The Canadians are the preeminent hockey power until further notice, so any game against a team lower on the totem pole than Russia, Sweden, Finland or the United States has blowout potential.
This game didn’t read that way though. Not before puck drop, anyway. The Czechs have been playing the role of spoiler all tournament, from their surprise 5-4 victory over the Russians to their quarterfinals win against a heavily favoured Team Finland. Like most underdogs, they’ve built their success in large part due to their goaltending. Sometimes a goaltender goes a run, and there’s no accounting for the title dreams they’ll crush.

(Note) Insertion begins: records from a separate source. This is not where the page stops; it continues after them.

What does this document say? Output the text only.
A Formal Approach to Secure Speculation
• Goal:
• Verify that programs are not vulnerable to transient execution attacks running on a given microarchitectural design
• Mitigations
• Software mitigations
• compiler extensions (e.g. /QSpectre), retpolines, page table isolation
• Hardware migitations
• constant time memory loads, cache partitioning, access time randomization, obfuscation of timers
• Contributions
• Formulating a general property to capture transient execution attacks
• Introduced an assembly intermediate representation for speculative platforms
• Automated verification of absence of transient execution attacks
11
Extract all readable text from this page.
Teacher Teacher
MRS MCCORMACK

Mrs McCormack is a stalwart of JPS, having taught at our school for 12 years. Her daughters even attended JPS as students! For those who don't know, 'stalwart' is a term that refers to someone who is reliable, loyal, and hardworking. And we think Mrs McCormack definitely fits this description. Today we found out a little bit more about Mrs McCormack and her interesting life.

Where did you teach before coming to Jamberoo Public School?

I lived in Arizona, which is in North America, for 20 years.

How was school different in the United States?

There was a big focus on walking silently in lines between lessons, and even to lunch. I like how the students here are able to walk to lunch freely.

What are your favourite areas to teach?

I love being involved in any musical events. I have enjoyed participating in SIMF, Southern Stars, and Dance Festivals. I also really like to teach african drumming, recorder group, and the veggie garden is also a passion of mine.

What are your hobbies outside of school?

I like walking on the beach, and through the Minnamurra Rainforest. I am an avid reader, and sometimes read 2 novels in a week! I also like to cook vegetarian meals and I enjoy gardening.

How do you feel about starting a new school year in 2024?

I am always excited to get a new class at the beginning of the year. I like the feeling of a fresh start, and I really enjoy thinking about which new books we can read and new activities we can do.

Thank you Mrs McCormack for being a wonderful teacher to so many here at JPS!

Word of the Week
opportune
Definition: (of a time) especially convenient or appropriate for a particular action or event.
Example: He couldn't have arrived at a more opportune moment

This game should have been close. At the very least, competitive hockey didn’t seem like a tall ask.
— Shayne Pasquino (@shaynepasquino) January 5, 2018
And when 2018 NHL Entry Draft prospect Filip Zadina got the Czechs on the board first, the table seemed set for just that. The Canadian firepower proved too much to handle though, and by the first horn, Sam Steel and Drake Batherson had retaken the lead.
— Ryan Biech (@ryanbiech) January 5, 2018
In the second period, Drake Batherson added to the Canadian lead early scoring his second of three goals on the night, and then the floodgates opened. Maxime Comtois, Jordan Kyrou, and Batherson again scored for Canada. The Czechs changed pulled Josef Korenar, who used all his magic in their quarterfinals match against the Finns and had nothing left in the tank.
It’s a hat trick for Batherson pic.twitter.com/Cj4LgYjqfb
— Pete Blackburn (@PeteBlackburn) January 5, 2018
Boris Katchouk for Canada and Zadina, again, for the Czech Republic added goals in garbage time, which comprised the entirety of the third period.
Drake Batherson (2017 OTT 4th)
Drake Batherson (OTT) wasn’t in contention for a roster spot on this team over the summer per Dom Ducharme. Played his way here and solidified spot in Canada-Russia series. Named a top 3 player for this team in the tournament. Seven goals.
— Chris Peters (@chrismpeters) January 5, 2018
As an overage prospect who didn’t produce at even a point per game in the QMJHL, Batherson wasn’t even on CanucksArmy’s radar for last year’s draft. I don’t think he got a single ranking from any of our writers. Goes to show — probability isn’t destiny.
With tonight’s hat-trick, Batherson has seven goals in six games this tournament and no helpers. He’s in the lead for Cy Young consideration with a stat line like that.
The interesting thing about Batherson is that there hasn’t been any one part of his game that sticks out as elite. He has a good shot, but it’s hardly exceptional. There’s probably a good amount of luck that goes into shooting 41%, but he’s also playing some damn good hockey. And considering he wasn’t even on Team Canada’s radar for the tournament a few months ago, that makes for one hell of a story.
Cale Makar (2017 COL 1st)
I was a big fan of Makar’s game ahead of last year’s draft, but the question mark was always how he would fare against better competition once he left the AJHL. He’s doing just fine with UMass-Amherst in the NCAA, and he’s been producing offence at an obscene rate relative to his ice-time for Team Canada in the World Juniors. Questions answered, it would seem.
— J.D. Burke (@JDylanBurke) June 13, 2017
In limited ice-time, Makar is scoring at over a point per game pace. He’s second on Team Canada in points with eight in seven games behind only Kyrou who’s just one ahead. His skating is fantastic and the way he snaps the puck off his stick, whether it’s a crisp tape-to-tape pass or an accurate snap shot.
Makar’s coaches voted him one of Canada’s top three players of the tournament, which is interesting given how sparingly they used him from the start of the tournament right through their quarterfinals match with the Suisse.
Top 3 players of Canada in the tournament as selected by the coaches: Drake Batherson (OTT), Conor Timmins (COL) and Cale Makar (COL).
— Corey Pronman (@coreypronman) January 5, 2018
Filip Zadina (2018 NHL Entry Draft Eligible)
Anytime a player in their draft year gets a sizeable role in the World Juniors, you know there’s something special about them. Enter Filip Zadina, who spent the entire tournament on the Czech Republic’s first line and rewarded them with eight points in six games, including two goals against Team Canada tonight. What a player. And a team player at that.
Filip Zadina: I was glad to play well, but I’m so sad because we lost. My goals mean nothing. We will do anything tomorrow, we will die on the ice to bring a medal back to Czech Republic.
— Chris Peters (@chrismpeters) January 5, 2018
Whether you should or not (recency bias can really mess with player evaluations), you’re going to start hearing a lot of people talking Zadina up as a potential second overall in this year’s draft. Zadina has the second-highest SEAL adjusted scoring last time CanucksArmy’s Jeremy Davis did his draft rankings. Maybe it’s not such a bad idea after all?
Zadina plays such a smart, mature game. His shot is excellent and he does a good job of finding cracks in the defensive coverage for his teammates to set him up to use it.